Furan derivatives are a measure of the degradation of cellulose paper. When the paper ages, its degree of polymerization reduces, so its mechanical strength decreases. The degree of polymerization can only be determined directly by taking a sample of paper, a very complex operation and almost never performed in practice. However, the degree of polymerization of the paper can be directly related to the concentration of furan derivatives in the oil. Furan derivates are formed as a direct result of the breakdown of the polymeric structure of cellulose paper. The content of furan derivatives is relatively easy to measure in the oil, using HPLC and is thus a way of measuring the aging of the paper.
Just like machinery oil analysis, electrical insulating oil analysis can play a vital role in preventing unscheduled outages in electrical transmission and distribution equipment by determining the condition of the equipment itself, and other vital components including the condition of the oil and the cellulose paper insulation. For all critical oil-filled electrical equipment, including transformers, circuit breakers and voltage regulators, regular, routine oil analysis should be the cornerstone of any PM program.
Transformer Sampling (ASTM D923)
Just like machinery oil analysis, the ability of insulating oil analysis to provide an early warning sign of a problem condition is dependent on the quality of the oil sample that is sent to the lab. A sampling point on any equipment should be identified and clearly labeled for the technician. As with sampling locations in other types of equipment, the same location should be used each time a sample is collected to ensure representative conditions are tested. This point should be located in a place where a live oil sample can be collected rather then in an area where the oil is static.
Fluids with specific gravity greater then 1.0, such as askarels, should be sampled from the top because free water will float.
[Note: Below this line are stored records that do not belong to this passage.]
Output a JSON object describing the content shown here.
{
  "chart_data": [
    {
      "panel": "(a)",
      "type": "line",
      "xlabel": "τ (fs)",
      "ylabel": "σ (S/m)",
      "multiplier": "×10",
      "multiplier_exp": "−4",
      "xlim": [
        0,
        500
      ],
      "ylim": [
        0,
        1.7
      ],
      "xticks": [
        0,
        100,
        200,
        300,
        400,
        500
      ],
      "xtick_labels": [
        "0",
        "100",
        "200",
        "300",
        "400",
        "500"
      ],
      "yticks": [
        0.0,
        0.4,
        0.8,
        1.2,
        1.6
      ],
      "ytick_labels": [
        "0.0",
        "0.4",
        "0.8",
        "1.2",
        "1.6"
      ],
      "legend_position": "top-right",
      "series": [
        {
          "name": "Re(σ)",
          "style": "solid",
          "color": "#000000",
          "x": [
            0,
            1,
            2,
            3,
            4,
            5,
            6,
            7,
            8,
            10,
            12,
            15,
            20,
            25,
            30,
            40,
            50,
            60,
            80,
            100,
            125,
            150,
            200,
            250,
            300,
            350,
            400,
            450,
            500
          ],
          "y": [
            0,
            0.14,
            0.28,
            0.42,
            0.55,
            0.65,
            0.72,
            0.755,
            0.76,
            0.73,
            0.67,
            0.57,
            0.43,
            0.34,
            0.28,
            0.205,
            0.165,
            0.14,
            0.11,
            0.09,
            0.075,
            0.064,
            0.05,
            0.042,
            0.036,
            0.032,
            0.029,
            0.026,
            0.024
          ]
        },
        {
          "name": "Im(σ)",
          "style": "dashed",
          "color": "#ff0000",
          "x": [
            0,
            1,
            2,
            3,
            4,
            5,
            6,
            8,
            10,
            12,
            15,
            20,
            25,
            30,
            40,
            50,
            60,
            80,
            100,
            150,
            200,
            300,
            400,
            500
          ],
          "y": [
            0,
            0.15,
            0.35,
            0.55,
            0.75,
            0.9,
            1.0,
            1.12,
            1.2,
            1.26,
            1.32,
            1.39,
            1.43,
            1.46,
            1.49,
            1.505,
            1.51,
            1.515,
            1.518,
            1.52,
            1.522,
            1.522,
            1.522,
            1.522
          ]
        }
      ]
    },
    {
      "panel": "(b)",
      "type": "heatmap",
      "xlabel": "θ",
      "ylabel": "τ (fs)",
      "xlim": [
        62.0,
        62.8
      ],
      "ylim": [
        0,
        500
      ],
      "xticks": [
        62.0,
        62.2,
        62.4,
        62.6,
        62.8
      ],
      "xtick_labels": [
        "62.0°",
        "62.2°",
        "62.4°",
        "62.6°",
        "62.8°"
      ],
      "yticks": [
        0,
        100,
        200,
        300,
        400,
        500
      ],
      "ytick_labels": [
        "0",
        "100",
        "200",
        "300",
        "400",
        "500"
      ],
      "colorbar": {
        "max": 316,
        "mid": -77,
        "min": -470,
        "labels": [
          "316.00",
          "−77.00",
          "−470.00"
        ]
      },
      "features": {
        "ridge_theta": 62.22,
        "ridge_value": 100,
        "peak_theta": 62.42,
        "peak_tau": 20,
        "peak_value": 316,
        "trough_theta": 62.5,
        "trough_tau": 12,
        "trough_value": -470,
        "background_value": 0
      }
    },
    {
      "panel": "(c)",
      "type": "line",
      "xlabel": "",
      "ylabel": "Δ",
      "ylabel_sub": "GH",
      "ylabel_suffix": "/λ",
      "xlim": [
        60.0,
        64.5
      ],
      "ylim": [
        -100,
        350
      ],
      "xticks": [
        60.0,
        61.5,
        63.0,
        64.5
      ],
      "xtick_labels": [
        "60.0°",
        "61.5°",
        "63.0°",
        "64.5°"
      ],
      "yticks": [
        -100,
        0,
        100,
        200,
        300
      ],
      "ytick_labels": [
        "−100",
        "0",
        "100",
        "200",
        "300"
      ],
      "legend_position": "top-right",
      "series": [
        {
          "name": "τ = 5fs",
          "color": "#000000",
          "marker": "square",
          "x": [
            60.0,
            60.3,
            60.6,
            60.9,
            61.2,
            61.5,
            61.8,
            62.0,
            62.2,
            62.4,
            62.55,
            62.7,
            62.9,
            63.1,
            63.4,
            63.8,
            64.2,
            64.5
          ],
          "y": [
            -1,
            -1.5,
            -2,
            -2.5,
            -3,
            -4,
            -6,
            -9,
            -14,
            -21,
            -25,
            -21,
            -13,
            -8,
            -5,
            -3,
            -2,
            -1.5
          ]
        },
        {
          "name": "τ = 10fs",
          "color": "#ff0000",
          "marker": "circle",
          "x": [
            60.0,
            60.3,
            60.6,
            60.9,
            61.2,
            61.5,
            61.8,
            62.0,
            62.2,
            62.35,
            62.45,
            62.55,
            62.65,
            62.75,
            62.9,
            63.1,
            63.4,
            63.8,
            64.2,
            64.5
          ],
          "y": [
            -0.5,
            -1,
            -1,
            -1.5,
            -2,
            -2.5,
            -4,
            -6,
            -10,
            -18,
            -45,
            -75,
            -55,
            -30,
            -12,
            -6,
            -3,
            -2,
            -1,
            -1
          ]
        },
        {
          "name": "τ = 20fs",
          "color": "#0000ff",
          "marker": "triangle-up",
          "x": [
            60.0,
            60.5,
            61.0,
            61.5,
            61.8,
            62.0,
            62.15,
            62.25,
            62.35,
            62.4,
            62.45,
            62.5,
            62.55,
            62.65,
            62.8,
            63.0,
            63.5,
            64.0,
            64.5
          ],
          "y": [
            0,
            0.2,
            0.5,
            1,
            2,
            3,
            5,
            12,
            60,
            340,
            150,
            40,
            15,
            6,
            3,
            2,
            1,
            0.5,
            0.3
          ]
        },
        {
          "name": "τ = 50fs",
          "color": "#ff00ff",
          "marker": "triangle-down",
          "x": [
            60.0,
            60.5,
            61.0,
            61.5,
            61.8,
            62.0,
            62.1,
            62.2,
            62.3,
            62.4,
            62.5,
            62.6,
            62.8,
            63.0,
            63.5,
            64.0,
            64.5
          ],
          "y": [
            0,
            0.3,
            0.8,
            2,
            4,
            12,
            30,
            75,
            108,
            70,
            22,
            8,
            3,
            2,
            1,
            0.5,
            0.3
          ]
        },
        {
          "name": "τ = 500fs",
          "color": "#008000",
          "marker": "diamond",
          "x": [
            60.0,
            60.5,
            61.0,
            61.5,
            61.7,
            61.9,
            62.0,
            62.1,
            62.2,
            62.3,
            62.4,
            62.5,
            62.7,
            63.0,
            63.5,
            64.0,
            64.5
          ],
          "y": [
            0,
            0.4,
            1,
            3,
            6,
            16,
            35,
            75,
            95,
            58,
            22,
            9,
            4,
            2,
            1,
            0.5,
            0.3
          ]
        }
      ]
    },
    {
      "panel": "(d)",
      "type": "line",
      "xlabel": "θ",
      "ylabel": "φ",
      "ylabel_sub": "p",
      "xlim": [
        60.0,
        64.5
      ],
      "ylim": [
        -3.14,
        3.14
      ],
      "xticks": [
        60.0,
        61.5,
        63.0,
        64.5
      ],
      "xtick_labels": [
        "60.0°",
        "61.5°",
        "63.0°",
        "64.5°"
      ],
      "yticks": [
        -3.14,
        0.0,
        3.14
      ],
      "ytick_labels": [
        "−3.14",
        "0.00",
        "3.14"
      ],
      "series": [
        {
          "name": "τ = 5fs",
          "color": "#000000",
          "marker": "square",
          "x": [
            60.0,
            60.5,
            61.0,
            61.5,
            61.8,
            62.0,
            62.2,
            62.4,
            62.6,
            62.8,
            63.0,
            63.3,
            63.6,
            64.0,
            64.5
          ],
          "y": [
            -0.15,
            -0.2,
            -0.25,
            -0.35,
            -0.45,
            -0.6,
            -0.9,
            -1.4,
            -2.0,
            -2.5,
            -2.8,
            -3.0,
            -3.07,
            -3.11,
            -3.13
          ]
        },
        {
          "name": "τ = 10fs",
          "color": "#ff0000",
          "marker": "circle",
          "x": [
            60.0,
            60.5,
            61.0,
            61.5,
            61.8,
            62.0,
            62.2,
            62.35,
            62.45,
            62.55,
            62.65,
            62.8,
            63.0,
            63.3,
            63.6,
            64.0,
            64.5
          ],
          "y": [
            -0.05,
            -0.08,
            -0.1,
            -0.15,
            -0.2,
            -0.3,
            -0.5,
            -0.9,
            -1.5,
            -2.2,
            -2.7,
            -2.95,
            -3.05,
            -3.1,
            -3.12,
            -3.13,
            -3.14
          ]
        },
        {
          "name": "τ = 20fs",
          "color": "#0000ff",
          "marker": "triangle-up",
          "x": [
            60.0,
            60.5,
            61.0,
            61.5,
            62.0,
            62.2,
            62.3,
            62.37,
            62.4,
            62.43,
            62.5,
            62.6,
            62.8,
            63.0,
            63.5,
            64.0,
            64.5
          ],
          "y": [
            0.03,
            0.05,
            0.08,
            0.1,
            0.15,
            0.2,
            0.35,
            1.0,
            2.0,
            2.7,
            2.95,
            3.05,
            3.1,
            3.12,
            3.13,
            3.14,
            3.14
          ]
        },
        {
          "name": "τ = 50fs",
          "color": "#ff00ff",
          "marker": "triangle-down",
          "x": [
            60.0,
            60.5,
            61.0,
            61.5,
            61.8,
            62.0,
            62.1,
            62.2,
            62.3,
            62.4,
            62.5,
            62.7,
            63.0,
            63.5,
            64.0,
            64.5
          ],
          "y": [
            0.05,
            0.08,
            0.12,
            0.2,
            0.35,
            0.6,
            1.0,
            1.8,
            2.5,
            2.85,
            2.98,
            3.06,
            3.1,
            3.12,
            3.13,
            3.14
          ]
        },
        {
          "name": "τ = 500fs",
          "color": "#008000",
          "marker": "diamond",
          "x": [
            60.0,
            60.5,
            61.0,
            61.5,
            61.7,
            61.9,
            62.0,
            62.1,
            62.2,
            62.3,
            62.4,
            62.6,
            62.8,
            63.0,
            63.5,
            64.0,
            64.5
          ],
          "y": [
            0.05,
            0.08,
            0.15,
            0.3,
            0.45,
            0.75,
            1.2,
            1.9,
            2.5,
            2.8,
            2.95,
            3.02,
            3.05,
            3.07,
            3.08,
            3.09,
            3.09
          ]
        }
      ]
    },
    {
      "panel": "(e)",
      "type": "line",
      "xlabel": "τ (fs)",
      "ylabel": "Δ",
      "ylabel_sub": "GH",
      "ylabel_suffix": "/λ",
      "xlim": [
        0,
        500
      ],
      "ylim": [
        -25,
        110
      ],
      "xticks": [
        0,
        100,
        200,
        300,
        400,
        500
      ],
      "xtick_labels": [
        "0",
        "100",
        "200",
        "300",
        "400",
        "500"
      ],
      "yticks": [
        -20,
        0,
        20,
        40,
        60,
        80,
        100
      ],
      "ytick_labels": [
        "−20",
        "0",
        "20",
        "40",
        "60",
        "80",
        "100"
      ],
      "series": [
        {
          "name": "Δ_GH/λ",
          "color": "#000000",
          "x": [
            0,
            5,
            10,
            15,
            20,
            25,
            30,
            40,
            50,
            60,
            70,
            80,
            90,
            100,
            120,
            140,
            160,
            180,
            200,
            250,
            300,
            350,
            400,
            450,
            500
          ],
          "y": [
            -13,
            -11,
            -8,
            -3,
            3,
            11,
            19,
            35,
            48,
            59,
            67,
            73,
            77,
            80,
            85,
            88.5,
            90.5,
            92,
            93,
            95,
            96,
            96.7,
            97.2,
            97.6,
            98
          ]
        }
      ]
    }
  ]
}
For fluids with a specific gravity less than 1.0, such as mineral-based transformer oils, synthetic fluids and silicone oils, the sample should be taken from the bottom since water will tend to drop to the bottom in these fluids.
There are a number of environmental variables, such as temperature, precipitation, etc., to consider before collecting a sample. The ideal situation for collecting a sample from an electrical apparatus is 95°F (35°C) or higher, zero percent humidity and no wind. Cold conditions, or conditions when relative humidity is in excess of 70 percent, should be avoided, as this will increase moisture in the sample. Collecting a sample during windy conditions is also not recommended because dust and debris enter the clean sample easily and disrupt accurate particle counts. If sampling the oils is unavoidable when the outside temperatures are at or below 32°F (0°C), it should not be tested for water content or any properties that are affected by water such as dielectric breakdown voltage.
For dissolved gas analysis, an elaborate procedure must be followed, including the use of a glass syringe; with strict adherence to sampling protocol to ensure that the concentration of dissolved gases is not influenced in any way by sampling procedure. This procedure is described in detail in ASTM D3613.